Background: Neuromuscular blocking drugs (NMBD) are administered intra-operatively to facilitate intubation and to achieve muscle relaxation for surgical procedures. Incomplete reversal of NMBD can lead to adverse events in the postoperative period. Patients with obstructive sleep apnea (OSA) may be at higher risk of complications related to the use of NMBD. The objectives of this systematic review were to determine whether: 1) OSA patients are at higher risk of postoperative complications from the use of NMBD than non-OSA patients, and 2) the choice of NMBD reversal agent affects the risk of postoperative complications in OSA patients.
Methods: A literature search of multiple databases was conducted up to April 2017. The inclusion criteria were: (1) adult surgical patients (≥18 years old) with OSA diagnosed by polysomnography, or history, or suspected by screening questionnaire; (2) patients who were given NMBD and/or NMBD reversal agents intraoperatively; (3) reports on postoperative adverse events, particularly respiratory events were available; (4) published studies were in English; and (5) RCTs or observational cohort studies. The quality of evidence was determined by the Oxford Center for Evidence Based Medicine levels of evidence.
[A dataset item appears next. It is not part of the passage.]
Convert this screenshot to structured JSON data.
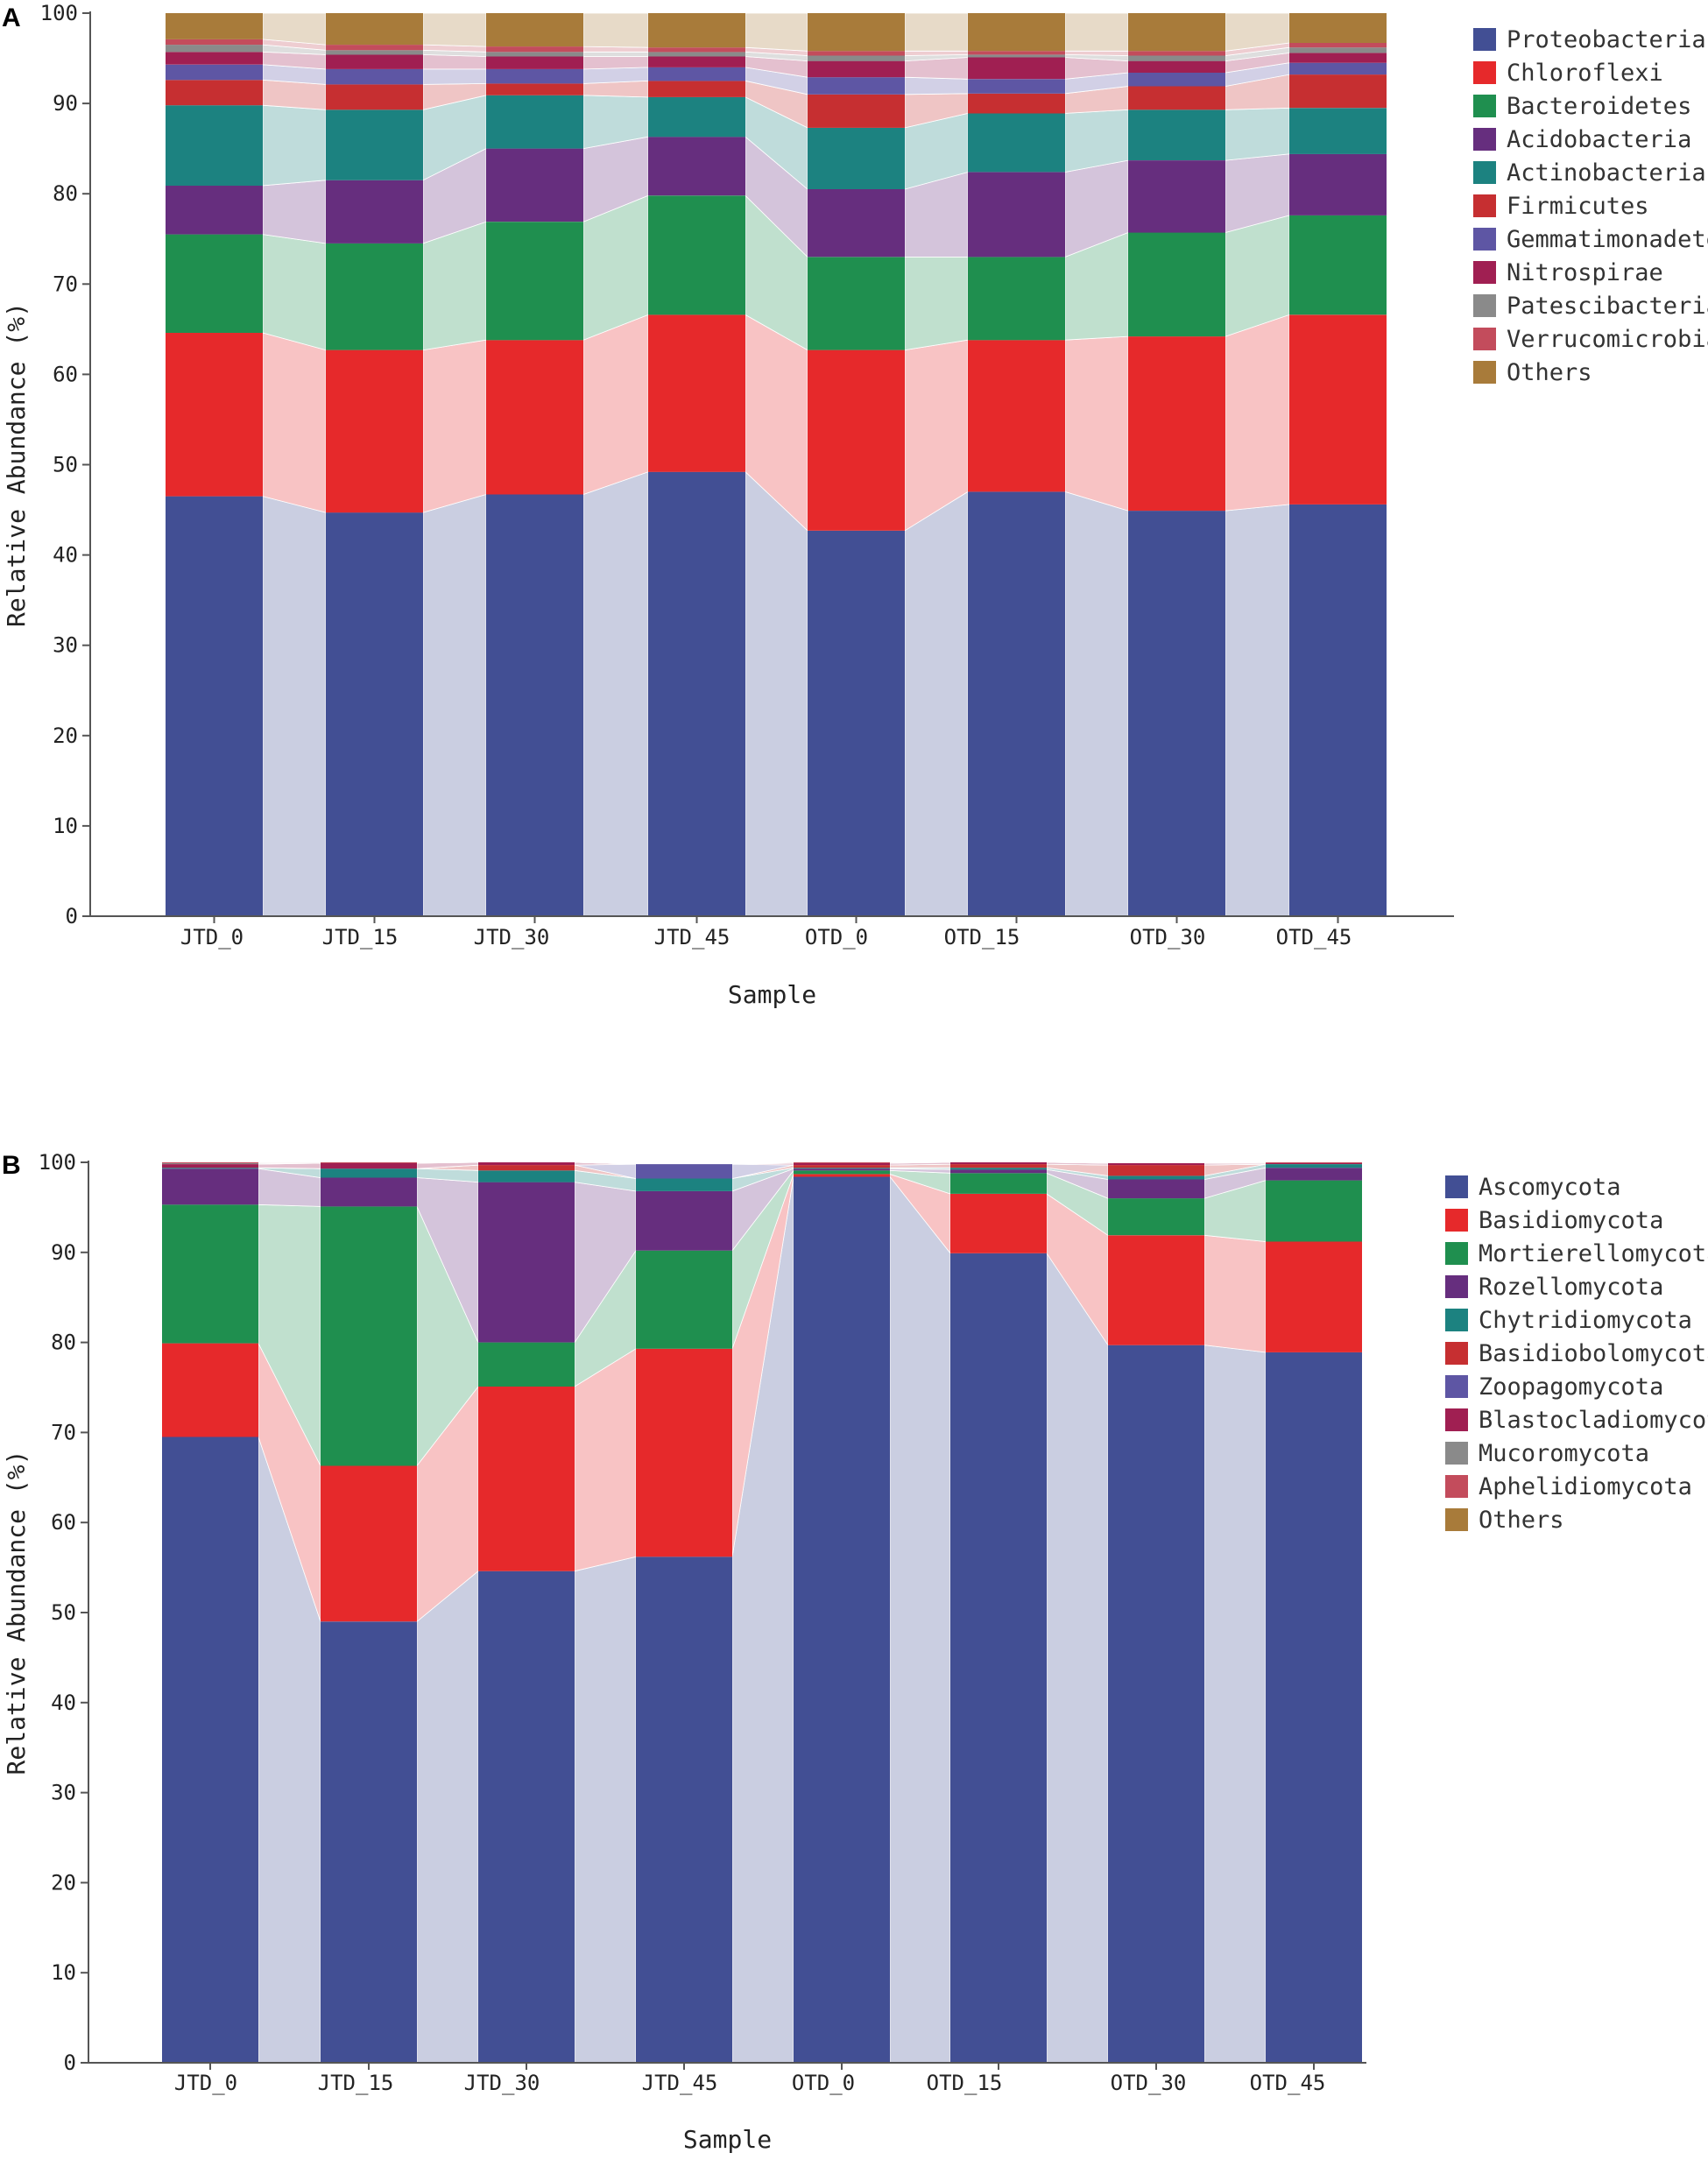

Results: Out of 4123 studies, five studies (2 RCTs and 3 observational studies) including 1126 patients were deemed eligible. These studies were heterogeneous precluding a meta-analysis of the results. Two of three studies (1 RCT, 2 observational studies) reported that OSA patients given NMBD may be at higher risk of developing postoperative pulmonary complications (PPCs) like hypoxemia, residual neuromuscular blockade or respiratory failure compared to non-OSA patients. Two studies (1 RCT, 1 observational study) reported that OSA patients who were reversed with sugammadex vs. neostigmine had less PPCs and chest radiographic changes, but the quality of the included studies was Oxford level of evidence: low to moderate.
Conclusions: OSA patients who receive intraoperative NMBD may be at higher risk for postoperative hypoxemia, respiratory failure and residual neuromuscular blockade compared to non-OSA patients. There is some, albeit very limited evidence that NMBD reversal with sugammadex may be associated with less PPCs than neostigmine in patients with OSA. More high-quality studies are needed.
Keywords: Neuromuscular blocking agents; Obstructive sleep apnea; Postoperative pulmonary complications; Residual neuromuscular blockade; Reversal of neuromuscular blocking agents.